A numerical study of the aerodynamic characteristics of ice-accreted transmission lines

Aerodynamic coefficients of single and 4-bundled ice-accreted conductors are investigated using the LES turbulence model and compared with the results of the wind tunnel test. Single conductors with span lengths of L = 1D and 10D are simulated, and the predicted aerodynamic coefficients with a span length of L = 10D show good agreement with the measured those within the estimated error range of the wind tunnel test, where D is the diameter of the single conductor. A systematic error estimation using the models with L = 2D, 3D, and 6D is conducted; the results show that a span length of L = 10D is long enough to predict aerodynamic coefficients. The effect of the accreted ice height, H, on the aerodynamic coefficients is investigated.
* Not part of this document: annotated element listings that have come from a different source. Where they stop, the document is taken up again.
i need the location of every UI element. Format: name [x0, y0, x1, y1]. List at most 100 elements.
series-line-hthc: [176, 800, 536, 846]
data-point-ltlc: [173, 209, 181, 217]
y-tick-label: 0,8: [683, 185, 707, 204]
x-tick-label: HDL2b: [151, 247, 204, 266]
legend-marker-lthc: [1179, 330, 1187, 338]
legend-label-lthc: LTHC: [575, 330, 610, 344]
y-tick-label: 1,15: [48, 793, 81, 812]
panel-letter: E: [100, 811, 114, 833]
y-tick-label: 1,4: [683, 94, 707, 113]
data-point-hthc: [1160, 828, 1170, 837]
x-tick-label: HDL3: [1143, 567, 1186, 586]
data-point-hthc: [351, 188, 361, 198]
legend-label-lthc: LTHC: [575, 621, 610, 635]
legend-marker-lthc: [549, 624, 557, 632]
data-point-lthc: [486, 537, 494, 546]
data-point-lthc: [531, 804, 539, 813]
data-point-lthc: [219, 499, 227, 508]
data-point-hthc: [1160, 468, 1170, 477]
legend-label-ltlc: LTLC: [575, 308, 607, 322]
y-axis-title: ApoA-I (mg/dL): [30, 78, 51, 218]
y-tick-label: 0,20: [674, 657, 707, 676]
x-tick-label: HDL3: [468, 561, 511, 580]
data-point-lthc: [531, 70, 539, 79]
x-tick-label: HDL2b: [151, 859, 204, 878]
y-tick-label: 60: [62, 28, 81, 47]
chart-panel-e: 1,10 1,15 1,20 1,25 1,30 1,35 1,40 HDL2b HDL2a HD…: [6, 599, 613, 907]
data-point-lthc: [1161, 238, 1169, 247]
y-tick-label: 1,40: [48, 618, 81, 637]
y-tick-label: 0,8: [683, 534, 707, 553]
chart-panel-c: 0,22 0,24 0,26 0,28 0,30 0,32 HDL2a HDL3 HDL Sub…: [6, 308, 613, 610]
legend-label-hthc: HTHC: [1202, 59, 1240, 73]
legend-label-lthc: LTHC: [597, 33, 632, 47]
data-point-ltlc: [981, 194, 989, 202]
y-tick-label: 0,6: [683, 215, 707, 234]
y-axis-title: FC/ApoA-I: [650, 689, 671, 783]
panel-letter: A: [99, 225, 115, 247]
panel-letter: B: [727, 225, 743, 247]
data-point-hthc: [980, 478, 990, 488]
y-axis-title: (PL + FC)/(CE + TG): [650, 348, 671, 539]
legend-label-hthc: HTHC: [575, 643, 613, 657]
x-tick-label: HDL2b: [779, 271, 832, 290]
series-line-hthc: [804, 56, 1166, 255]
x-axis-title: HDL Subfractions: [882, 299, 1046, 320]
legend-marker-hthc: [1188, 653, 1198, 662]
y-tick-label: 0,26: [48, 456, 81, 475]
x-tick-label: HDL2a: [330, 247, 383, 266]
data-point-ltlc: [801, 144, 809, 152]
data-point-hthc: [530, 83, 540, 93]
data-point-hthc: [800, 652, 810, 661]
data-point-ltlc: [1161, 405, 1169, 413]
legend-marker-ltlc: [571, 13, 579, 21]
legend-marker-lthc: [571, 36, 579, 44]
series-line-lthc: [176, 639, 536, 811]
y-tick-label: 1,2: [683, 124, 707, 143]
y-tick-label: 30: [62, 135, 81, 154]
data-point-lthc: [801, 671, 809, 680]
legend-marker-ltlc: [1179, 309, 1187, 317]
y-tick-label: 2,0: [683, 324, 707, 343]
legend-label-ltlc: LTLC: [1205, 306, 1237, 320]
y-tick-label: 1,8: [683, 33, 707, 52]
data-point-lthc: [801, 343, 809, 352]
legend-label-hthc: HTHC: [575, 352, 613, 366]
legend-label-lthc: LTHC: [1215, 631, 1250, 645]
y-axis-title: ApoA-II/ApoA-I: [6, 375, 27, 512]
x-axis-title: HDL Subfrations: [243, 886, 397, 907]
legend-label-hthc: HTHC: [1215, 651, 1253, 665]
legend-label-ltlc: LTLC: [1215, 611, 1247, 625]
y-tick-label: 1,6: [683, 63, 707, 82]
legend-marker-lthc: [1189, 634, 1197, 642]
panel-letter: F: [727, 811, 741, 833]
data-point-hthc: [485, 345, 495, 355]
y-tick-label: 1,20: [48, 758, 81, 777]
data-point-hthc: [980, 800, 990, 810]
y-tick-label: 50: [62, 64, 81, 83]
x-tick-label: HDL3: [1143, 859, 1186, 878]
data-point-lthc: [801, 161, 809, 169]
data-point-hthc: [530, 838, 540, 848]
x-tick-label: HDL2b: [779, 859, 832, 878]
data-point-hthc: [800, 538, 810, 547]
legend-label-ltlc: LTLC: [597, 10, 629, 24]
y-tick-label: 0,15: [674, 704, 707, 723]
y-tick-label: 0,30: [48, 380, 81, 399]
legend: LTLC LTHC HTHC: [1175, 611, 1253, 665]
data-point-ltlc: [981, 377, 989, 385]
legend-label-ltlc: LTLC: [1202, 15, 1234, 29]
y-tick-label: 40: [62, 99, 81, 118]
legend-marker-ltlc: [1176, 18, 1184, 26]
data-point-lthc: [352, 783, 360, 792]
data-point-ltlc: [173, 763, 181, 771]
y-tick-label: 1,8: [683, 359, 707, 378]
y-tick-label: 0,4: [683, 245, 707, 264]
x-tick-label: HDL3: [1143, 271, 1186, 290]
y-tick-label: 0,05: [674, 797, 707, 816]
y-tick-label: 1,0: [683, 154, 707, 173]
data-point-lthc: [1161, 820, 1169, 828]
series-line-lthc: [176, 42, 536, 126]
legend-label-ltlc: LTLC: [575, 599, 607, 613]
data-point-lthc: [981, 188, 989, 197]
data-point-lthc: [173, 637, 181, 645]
It is found that negative pressure at the lower face near the leading edge significantly affects CL and CM and leads to the maximum absolute values of CL and CM at 12° for the conductor with H = 1D and at 16° for the conductor with H = 0.5D. The wake effect of 4-bundled conductors is also investigated by the analysis of the aerodynamic coefficients and the pressure distribution for each conductor. The wake of the windward conductors has a significant impact on CL and CM. Correction coefficients for leeward conductors are proposed to account for the wake effect, and the results show good agreement with the predicted aerodynamic coefficients of the 4-bundled conductors.